TRAGUARDO LONTANO. L’obiettivo del governo Draghi è di abbattere, entro fine anno, il numero delle procedure. “L’ottimo lavoro svolto sulla legge delegazione europea – afferma in una nota il sottosegretario Amendola -, finalizzata con i decreti attuativi approvati in Consiglio dei ministri, permetterà, dopo la valutazione della Commissione, di chiudere ben 26 procedure d’infrazione a carico dell’Italia. Il risultato è stato conseguito grazie all’impegno del Parlamento e delle quattordicesime Commissioni di Camera e Senato – presiedute rispettivamente da Battelli e Stefano -, in sinergia con i ministri competenti”.
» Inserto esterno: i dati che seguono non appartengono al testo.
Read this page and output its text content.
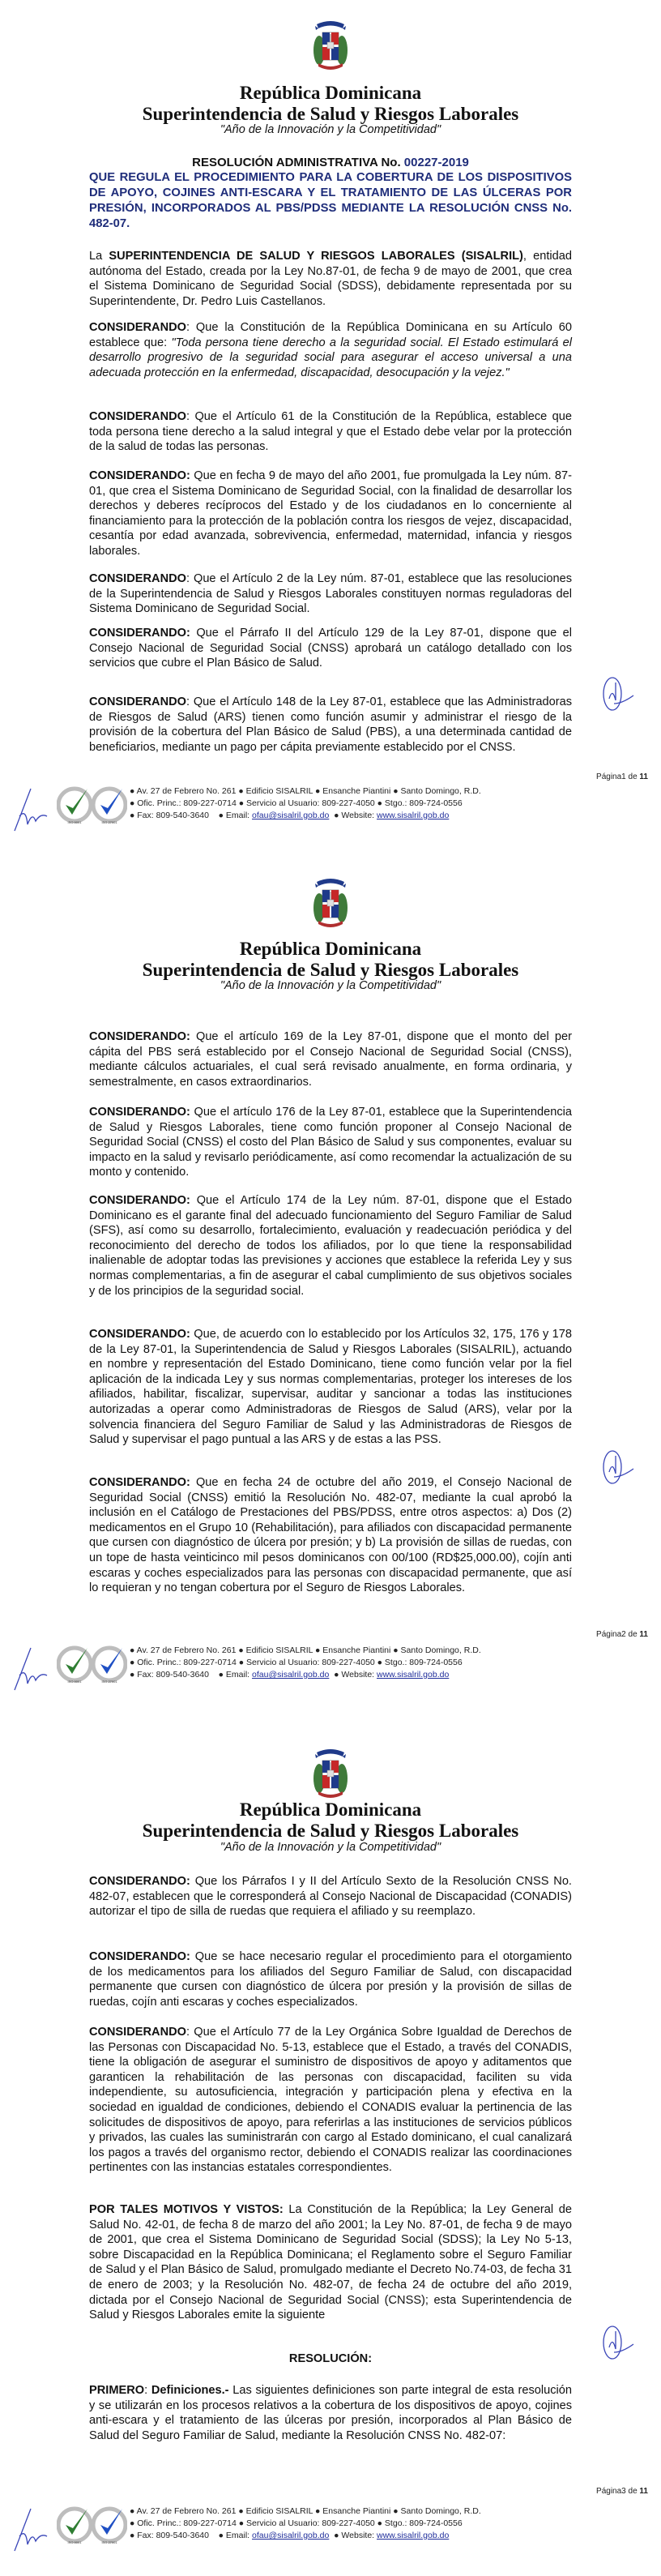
República Dominicana
Superintendencia de Salud y Riesgos Laborales
"Año de la Innovación y la Competitividad"
RESOLUCIÓN ADMINISTRATIVA No. 00227-2019
QUE REGULA EL PROCEDIMIENTO PARA LA COBERTURA DE LOS DISPOSITIVOS DE APOYO, COJINES ANTI-ESCARA Y EL TRATAMIENTO DE LAS ÚLCERAS POR PRESIÓN, INCORPORADOS AL PBS/PDSS MEDIANTE LA RESOLUCIÓN CNSS No. 482-07.
La SUPERINTENDENCIA DE SALUD Y RIESGOS LABORALES (SISALRIL), entidad autónoma del Estado, creada por la Ley No.87-01, de fecha 9 de mayo de 2001, que crea el Sistema Dominicano de Seguridad Social (SDSS), debidamente representada por su Superintendente, Dr. Pedro Luis Castellanos.
CONSIDERANDO: Que la Constitución de la República Dominicana en su Artículo 60 establece que: "Toda persona tiene derecho a la seguridad social. El Estado estimulará el desarrollo progresivo de la seguridad social para asegurar el acceso universal a una adecuada protección en la enfermedad, discapacidad, desocupación y la vejez."
CONSIDERANDO: Que el Artículo 61 de la Constitución de la República, establece que toda persona tiene derecho a la salud integral y que el Estado debe velar por la protección de la salud de todas las personas.
CONSIDERANDO: Que en fecha 9 de mayo del año 2001, fue promulgada la Ley núm. 87-01, que crea el Sistema Dominicano de Seguridad Social, con la finalidad de desarrollar los derechos y deberes recíprocos del Estado y de los ciudadanos en lo concerniente al financiamiento para la protección de la población contra los riesgos de vejez, discapacidad, cesantía por edad avanzada, sobrevivencia, enfermedad, maternidad, infancia y riesgos laborales.
CONSIDERANDO: Que el Artículo 2 de la Ley núm. 87-01, establece que las resoluciones de la Superintendencia de Salud y Riesgos Laborales constituyen normas reguladoras del Sistema Dominicano de Seguridad Social.
CONSIDERANDO: Que el Párrafo II del Artículo 129 de la Ley 87-01, dispone que el Consejo Nacional de Seguridad Social (CNSS) aprobará un catálogo detallado con los servicios que cubre el Plan Básico de Salud.
CONSIDERANDO: Que el Artículo 148 de la Ley 87-01, establece que las Administradoras de Riesgos de Salud (ARS) tienen como función asumir y administrar el riesgo de la provisión de la cobertura del Plan Básico de Salud (PBS), a una determinada cantidad de beneficiarios, mediante un pago per cápita previamente establecido por el CNSS.
Página1 de 11
● Av. 27 de Febrero No. 261 ● Edificio SISALRIL ● Ensanche Piantini ● Santo Domingo, R.D.
● Ofic. Princ.: 809-227-0714 ● Servicio al Usuario: 809-227-4050 ● Stgo.: 809-724-0556
● Fax: 809-540-3640 ● Email: ofau@sisalril.gob.do ● Website: www.sisalril.gob.do
República Dominicana
Superintendencia de Salud y Riesgos Laborales
"Año de la Innovación y la Competitividad"
CONSIDERANDO: Que el artículo 169 de la Ley 87-01, dispone que el monto del per cápita del PBS será establecido por el Consejo Nacional de Seguridad Social (CNSS), mediante cálculos actuariales, el cual será revisado anualmente, en forma ordinaria, y semestralmente, en casos extraordinarios.
CONSIDERANDO: Que el artículo 176 de la Ley 87-01, establece que la Superintendencia de Salud y Riesgos Laborales, tiene como función proponer al Consejo Nacional de Seguridad Social (CNSS) el costo del Plan Básico de Salud y sus componentes, evaluar su impacto en la salud y revisarlo periódicamente, así como recomendar la actualización de su monto y contenido.
CONSIDERANDO: Que el Artículo 174 de la Ley núm. 87-01, dispone que el Estado Dominicano es el garante final del adecuado funcionamiento del Seguro Familiar de Salud (SFS), así como su desarrollo, fortalecimiento, evaluación y readecuación periódica y del reconocimiento del derecho de todos los afiliados, por lo que tiene la responsabilidad inalienable de adoptar todas las previsiones y acciones que establece la referida Ley y sus normas complementarias, a fin de asegurar el cabal cumplimiento de sus objetivos sociales y de los principios de la seguridad social.
CONSIDERANDO: Que, de acuerdo con lo establecido por los Artículos 32, 175, 176 y 178 de la Ley 87-01, la Superintendencia de Salud y Riesgos Laborales (SISALRIL), actuando en nombre y representación del Estado Dominicano, tiene como función velar por la fiel aplicación de la indicada Ley y sus normas complementarias, proteger los intereses de los afiliados, habilitar, fiscalizar, supervisar, auditar y sancionar a todas las instituciones autorizadas a operar como Administradoras de Riesgos de Salud (ARS), velar por la solvencia financiera del Seguro Familiar de Salud y las Administradoras de Riesgos de Salud y supervisar el pago puntual a las ARS y de estas a las PSS.
CONSIDERANDO: Que en fecha 24 de octubre del año 2019, el Consejo Nacional de Seguridad Social (CNSS) emitió la Resolución No. 482-07, mediante la cual aprobó la inclusión en el Catálogo de Prestaciones del PBS/PDSS, entre otros aspectos: a) Dos (2) medicamentos en el Grupo 10 (Rehabilitación), para afiliados con discapacidad permanente que cursen con diagnóstico de úlcera por presión; y b) La provisión de sillas de ruedas, con un tope de hasta veinticinco mil pesos dominicanos con 00/100 (RD$25,000.00), cojín anti escaras y coches especializados para las personas con discapacidad permanente, que así lo requieran y no tengan cobertura por el Seguro de Riesgos Laborales.
Página2 de 11
● Av. 27 de Febrero No. 261 ● Edificio SISALRIL ● Ensanche Piantini ● Santo Domingo, R.D.
● Ofic. Princ.: 809-227-0714 ● Servicio al Usuario: 809-227-4050 ● Stgo.: 809-724-0556
● Fax: 809-540-3640 ● Email: ofau@sisalril.gob.do ● Website: www.sisalril.gob.do
República Dominicana
Superintendencia de Salud y Riesgos Laborales
"Año de la Innovación y la Competitividad"
CONSIDERANDO: Que los Párrafos I y II del Artículo Sexto de la Resolución CNSS No. 482-07, establecen que le corresponderá al Consejo Nacional de Discapacidad (CONADIS) autorizar el tipo de silla de ruedas que requiera el afiliado y su reemplazo.
CONSIDERANDO: Que se hace necesario regular el procedimiento para el otorgamiento de los medicamentos para los afiliados del Seguro Familiar de Salud, con discapacidad permanente que cursen con diagnóstico de úlcera por presión y la provisión de sillas de ruedas, cojín anti escaras y coches especializados.
CONSIDERANDO: Que el Artículo 77 de la Ley Orgánica Sobre Igualdad de Derechos de las Personas con Discapacidad No. 5-13, establece que el Estado, a través del CONADIS, tiene la obligación de asegurar el suministro de dispositivos de apoyo y aditamentos que garanticen la rehabilitación de las personas con discapacidad, faciliten su vida independiente, su autosuficiencia, integración y participación plena y efectiva en la sociedad en igualdad de condiciones, debiendo el CONADIS evaluar la pertinencia de las solicitudes de dispositivos de apoyo, para referirlas a las instituciones de servicios públicos y privados, las cuales las suministrarán con cargo al Estado dominicano, el cual canalizará los pagos a través del organismo rector, debiendo el CONADIS realizar las coordinaciones pertinentes con las instancias estatales correspondientes.
POR TALES MOTIVOS Y VISTOS: La Constitución de la República; la Ley General de Salud No. 42-01, de fecha 8 de marzo del año 2001; la Ley No. 87-01, de fecha 9 de mayo de 2001, que crea el Sistema Dominicano de Seguridad Social (SDSS); la Ley No 5-13, sobre Discapacidad en la República Dominicana; el Reglamento sobre el Seguro Familiar de Salud y el Plan Básico de Salud, promulgado mediante el Decreto No.74-03, de fecha 31 de enero de 2003; y la Resolución No. 482-07, de fecha 24 de octubre del año 2019, dictada por el Consejo Nacional de Seguridad Social (CNSS); esta Superintendencia de Salud y Riesgos Laborales emite la siguiente
RESOLUCIÓN:
PRIMERO: Definiciones.- Las siguientes definiciones son parte integral de esta resolución y se utilizarán en los procesos relativos a la cobertura de los dispositivos de apoyo, cojines anti-escara y el tratamiento de las úlceras por presión, incorporados al Plan Básico de Salud del Seguro Familiar de Salud, mediante la Resolución CNSS No. 482-07:
Página3 de 11
● Av. 27 de Febrero No. 261 ● Edificio SISALRIL ● Ensanche Piantini ● Santo Domingo, R.D.
● Ofic. Princ.: 809-227-0714 ● Servicio al Usuario: 809-227-4050 ● Stgo.: 809-724-0556
● Fax: 809-540-3640 ● Email: ofau@sisalril.gob.do ● Website: www.sisalril.gob.do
“Mercoledì 3 novembre – ha aggiunto Amendola – ha poi ricevuto il via libera in Senato della legge europea, che condurrà all’archiviazione di altre 12. Un risultato ottenuto grazie anche all’impegno di una struttura ad hoc presso gli Affari Europei, il cui lavoro continuativo consente la riduzione delle infrazioni e delle relative sanzioni pecuniarie, nonché di prevenire l’insorgere di nuovi casi o l’aggravamento di quelli pendenti”.
“Tanti gli obiettivi raggiunti – prosegue Amendola -, fra questi: lo stop a molte pratiche sleali che hanno penalizzato agricoltori, lavoratori e consumatori; l’eliminazione di ostacoli alla libera circolazione; l’apertura alla concorrenza del settore idroelettrico; il recepimento della riforma UE del codice delle comunicazioni elettroniche, della direttiva sui servizi media-audiovisivi e della direttiva copyright; il recepimento della nuova direttiva UE sulla riduzione dell’incidenza della plastica sull’ambiente; l’abbattimento dei ritardi nei pagamenti degli appalti dei lavori pubblici; il recepimento della disciplina UE che conferisce maggiori poteri all’Antitrust; il rafforzamento della tutela penale contro lo sfruttamento sessuale dei minori e la pornografia minorile, nonché una più corretta attuazione del principio costituzionale della presunzione di innocenza”.